As we came of age in the 1960’s, ecologists continued issuing warnings about the impacts of unbridled “growth” on the natural environments that underly all living beings, including humans. Partly due to youthful protests, governments in some economically advanced countries began passing laws to curb or criminalize the most visible environmental abuses. Cleanup funds were established. Our skies became clearer, our rivers no longer stank. Also partly due to youthful protests, American involvement in a costly war in Vietnam came to an official end. We were told there was a “peace dividend” and it was safe to start raising families. We gradually left the streets for the suburbs.
Outsourcing and automation removed more and more routine, grimy or dangerous jobs to places most of us did not see. Occasional spot disasters like the Bhopal chemical release in India in 1984, the Chernobyl nuclear meltdown in what was then the USSR in 1986, Hurricane Katrina in Louisiana/Mississippi in 2005, or the Fukushima tsunami/power plant disaster in Japan in 2011 briefly caught our notice, but mostly we did not pay attention. Such difficulties would likely never touch us, safely ensconced in our cushy American suburban cocoons.
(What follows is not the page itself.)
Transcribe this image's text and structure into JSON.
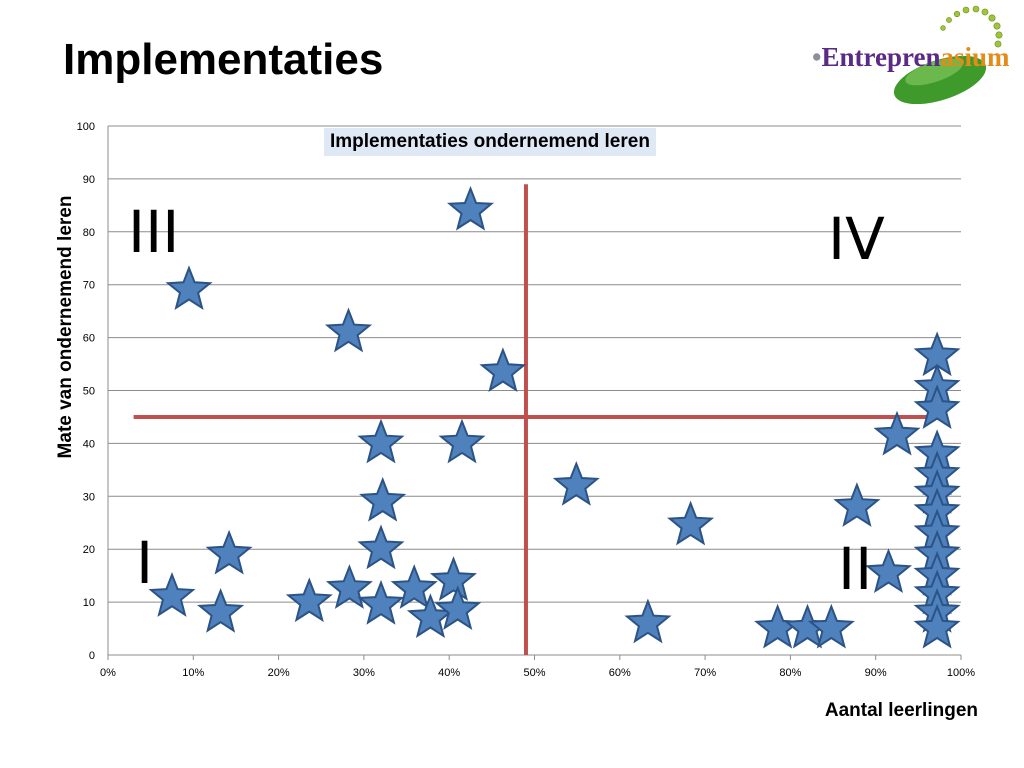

Our cocoons are getting pretty toasty, abetted by record heat waves, wildfires, and tropical storms. The statistics are telling: In 2018, the U.S. suffered fourteen weather-related billion-plus dollar disasters. Bills for hurricanes Florence and Michael, already over $49 billion, are still coming in. Out west, a record-breaking wildfire season did more than $24 billion worth of damage. Here in North Carolina, I lived through my first 100 degree October day, after a record-setting dry, hot September generated a new weather label: “flash drought.”
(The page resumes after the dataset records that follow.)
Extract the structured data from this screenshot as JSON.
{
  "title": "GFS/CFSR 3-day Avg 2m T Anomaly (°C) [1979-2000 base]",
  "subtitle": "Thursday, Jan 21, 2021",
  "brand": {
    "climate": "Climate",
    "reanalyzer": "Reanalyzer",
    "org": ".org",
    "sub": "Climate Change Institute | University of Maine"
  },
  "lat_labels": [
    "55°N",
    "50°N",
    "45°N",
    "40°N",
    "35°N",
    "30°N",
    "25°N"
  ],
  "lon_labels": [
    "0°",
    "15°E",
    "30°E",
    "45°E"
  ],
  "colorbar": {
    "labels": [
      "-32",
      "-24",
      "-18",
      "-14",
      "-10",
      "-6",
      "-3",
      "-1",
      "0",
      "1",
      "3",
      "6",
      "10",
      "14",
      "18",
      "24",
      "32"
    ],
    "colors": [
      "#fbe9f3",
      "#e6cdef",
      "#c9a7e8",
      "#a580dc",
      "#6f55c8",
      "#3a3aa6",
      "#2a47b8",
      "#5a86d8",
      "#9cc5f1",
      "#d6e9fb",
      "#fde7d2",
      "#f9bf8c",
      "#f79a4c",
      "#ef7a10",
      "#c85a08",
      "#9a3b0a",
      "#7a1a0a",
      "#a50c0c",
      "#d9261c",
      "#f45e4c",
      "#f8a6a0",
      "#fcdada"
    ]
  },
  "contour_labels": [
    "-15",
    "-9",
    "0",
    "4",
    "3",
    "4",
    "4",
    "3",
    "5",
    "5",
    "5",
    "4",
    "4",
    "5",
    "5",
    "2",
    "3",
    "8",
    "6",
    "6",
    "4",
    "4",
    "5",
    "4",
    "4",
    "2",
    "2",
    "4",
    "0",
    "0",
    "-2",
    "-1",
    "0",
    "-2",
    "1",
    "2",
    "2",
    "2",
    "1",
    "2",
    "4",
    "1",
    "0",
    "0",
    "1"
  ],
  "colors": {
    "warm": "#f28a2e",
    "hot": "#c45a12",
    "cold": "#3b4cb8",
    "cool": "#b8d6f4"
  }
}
Fiscal conservatives have long warned of the dangers of burgeoning public debt—the U.S. national debt recently topped 22 trillion dollars, or about $56,000 for every American. A friend and former colleague raises concerns about the hidden or belatedly recorded costs of “technical debt” (see http://techdebtpolicy.com) such as recovery from previous over-use of asbestos, whose fire-resistant properties made it desirable as an insulator before its human health impacts were fully understood. I’m most concerned about “natural debt,” a term gradually gaining currency for our drawing down of natural resources and our using our planet as a dumping ground, as in a set of posts by an India-based group, downtoearth.org.in.
It’s not too hard to see why natural debt is a growing concern, one that has many of us elders wakeful on October nights when the air conditioning is still on. Links likely exist between natural debt and increasing instances of human protest and conflict across all parts of the political spectrum and all regions of the globe.
People my age are closer to the ends of our lives than its beginnings. Our worst nightmares reflect the distress we’ve caused other humans and the natural world we depend on. If our imaginings goad us toward useful action rather than just handwringing, this is not necessarily a bad thing. By now, many of us have bounced back individually from financial, health, and/or family challenges. Beyond individual or family, though, we need to use the rest of our physical lives to help build more species-wide resilience. If we are to claim any prerogatives as an “intelligent species,” we’ll need to get both our individual and collective acts more thoroughly together. A compendium from our youth, The Last Whole Earth Catalog, said it on a back cover, showing a NASA photo of Earth taken from space: “We can’t put it together. It is together.” Together with or without humans, our choice.